В театре к ней хорошо относились только Буренин, которому совершенно было все равно, какие политические взгляды у интересной женщины, да еще П.П.Гнедич.
Гнедич в то время был довольно известный писатель, беллетрист и драматург. Родственник знаменитого переводчика "Илиады" поэта Гнедича, он принадлежал к старинному литературному роду. Сам был человек образованный, окончивший в свое время Академию художеств с серебряной медалью. Но карьере художника предпочел карьеру писателя. К тому времени, как я с ним познакомилась, это был человек лет сорока, невысокий, кругленький, с приятным лицом, выражавшим тонкий юмор, которым он, вероятно, обязан был своему украинскому происхождению. У него было уже несколько томиков изящных рассказов, из таких, о которых говорят: "У автора стакан невелик, но он пьет из своего стакана". Несколько его пьес -- поверхностных, легких, но умных и совершенно чуждых пошлости, -- шло на сценах Малого и Александринского театров, и из некоторых, например, из одноактной шутки "Женя", Савина создавала шедевры. Большим успехом пользовались его "Горящие письма", во вкусе Мюссе, а пьеса "На хуторе" выдержала несколько сот представлений. Кроме того, он перевел "Гамлета", очень много писал об искусстве и издал большой труд "История искусства".

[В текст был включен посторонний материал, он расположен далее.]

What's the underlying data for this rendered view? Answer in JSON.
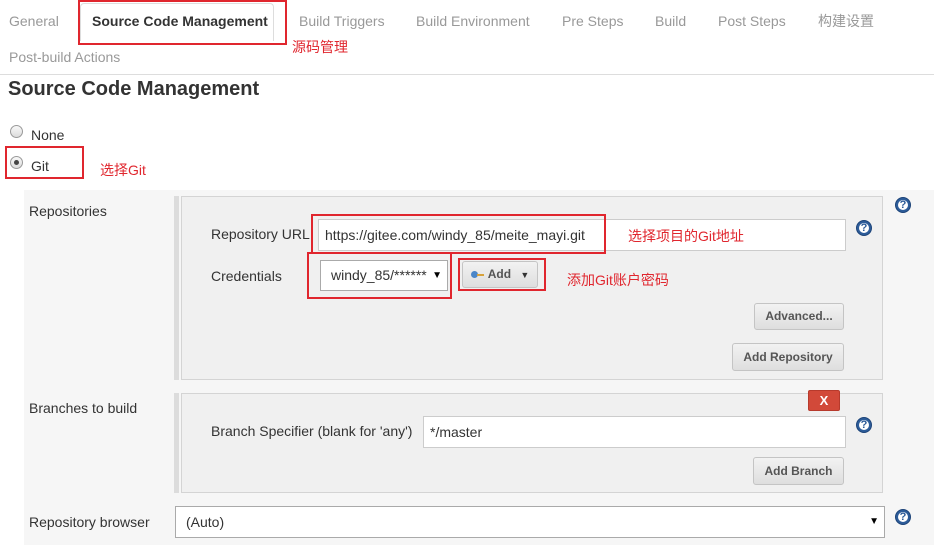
{
  "tabs": [
    "General",
    "Source Code Management",
    "Build Triggers",
    "Build Environment",
    "Pre Steps",
    "Build",
    "Post Steps",
    "构建设置",
    "Post-build Actions"
  ],
  "notes": {
    "scm": "源码管理",
    "git": "选择Git",
    "url": "选择项目的Git地址",
    "cred": "添加Git账户密码"
  },
  "section_title": "Source Code Management",
  "scm_options": {
    "none": "None",
    "git": "Git",
    "selected": "Git"
  },
  "repositories": {
    "label": "Repositories",
    "url_label": "Repository URL",
    "url_value": "https://gitee.com/windy_85/meite_mayi.git",
    "credentials_label": "Credentials",
    "credentials_value": "windy_85/******",
    "add_button": "Add",
    "advanced_button": "Advanced...",
    "add_repository_button": "Add Repository"
  },
  "branches": {
    "label": "Branches to build",
    "delete_button": "X",
    "specifier_label": "Branch Specifier (blank for 'any')",
    "specifier_value": "*/master",
    "add_branch_button": "Add Branch"
  },
  "browser": {
    "label": "Repository browser",
    "value": "(Auto)"
  },
  "help_glyph": "?",
  "colors": {
    "annotation": "#e0262e",
    "help": "#2d5c99",
    "delete": "#d24939"
  }
}
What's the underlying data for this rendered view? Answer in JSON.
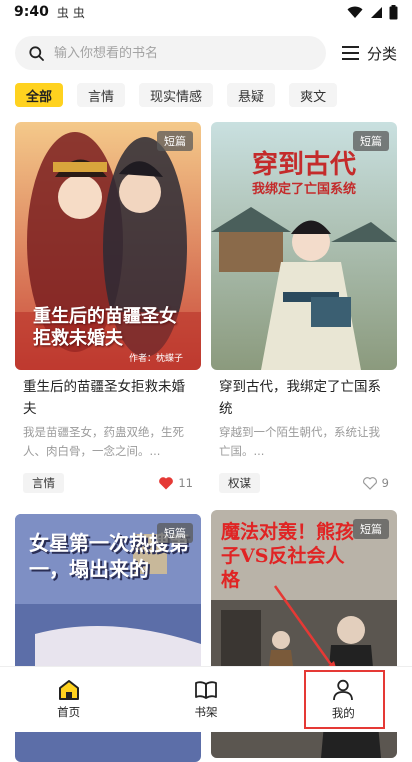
{
  "status": {
    "time": "9:40",
    "notif1": "虫",
    "notif2": "虫"
  },
  "search": {
    "placeholder": "输入你想看的书名",
    "category_label": "分类"
  },
  "tabs": [
    "全部",
    "言情",
    "现实情感",
    "悬疑",
    "爽文"
  ],
  "books": [
    {
      "tag": "短篇",
      "cover_title": "重生后的苗疆圣女拒救未婚夫",
      "cover_author": "作者：枕蝶子",
      "title": "重生后的苗疆圣女拒救未婚夫",
      "desc": "我是苗疆圣女，药蛊双绝，生死人、肉白骨，一念之间。...",
      "genre": "言情",
      "likes": "11",
      "liked": true
    },
    {
      "tag": "短篇",
      "cover_title": "穿到古代",
      "cover_subtitle": "我绑定了亡国系统",
      "title": "穿到古代，我绑定了亡国系统",
      "desc": "穿越到一个陌生朝代，系统让我亡国。...",
      "genre": "权谋",
      "likes": "9",
      "liked": false
    },
    {
      "tag": "短篇",
      "cover_title": "女星第一次热搜第一，塌出来的"
    },
    {
      "tag": "短篇",
      "cover_title": "魔法对轰！熊孩子VS反社会人格"
    }
  ],
  "nav": {
    "home": "首页",
    "shelf": "书架",
    "mine": "我的"
  },
  "colors": {
    "accent": "#ffd21f",
    "heart": "#e53935",
    "highlight": "#e53935"
  }
}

Впоследствии он был управляющим труппой Александринского театра и написал еще много пьес, из которых наибольшим успехом пользовалась пьеса "Холопы", шедшая еще и в первые годы революции.
Писал он во французском духе, легко, живо и тонко, и читались его книги нарасхват. Он был необычайно корректный человек. Несмотря на то, что он состоял одним из директоров Суворинского театра, он не имел в нем фаворитки. Был одним из редких писателей, не носившихся со своим "я". С ним можно было разговаривать часами -- и ни звука не услышать о его литературных делах. Как говорят англичане, он не любил "толковать о своей лавочке". У него была прекрасная квартира на Сергиевской, где по воскресеньям собирались. Там всегда было многолюдно, непринужденно, хозяева радушны, и царило какое-то, я бы сказала, "умное оживление", шутливость, общий разговор, всё без натяжки. На одном из таких воскресений, между прочим, из шуток родилась знаменитая "Вампука" -- пародия на устарелую оперу.
Гнедич был со мной знаком еще по "Артисту", московскому журналу, где мы оба сотрудничали, и относился ко мне очень хорошо. Звал меня "кузиной", уверяя, что в наших писаниях есть что-то родственное. Мы с ним всегда поддерживали переписку. Я отдала в музей его остроумные письма, написанные то в стиле старославянском, то в духе XVII века, -- он любил такие шутки. Он был одним из немногих друзей наших в Суворинском театре. А друзья нам очень были там нужны: предстоял бенефис Яворской и "испытание огнем" отношения к ней петербургской публики.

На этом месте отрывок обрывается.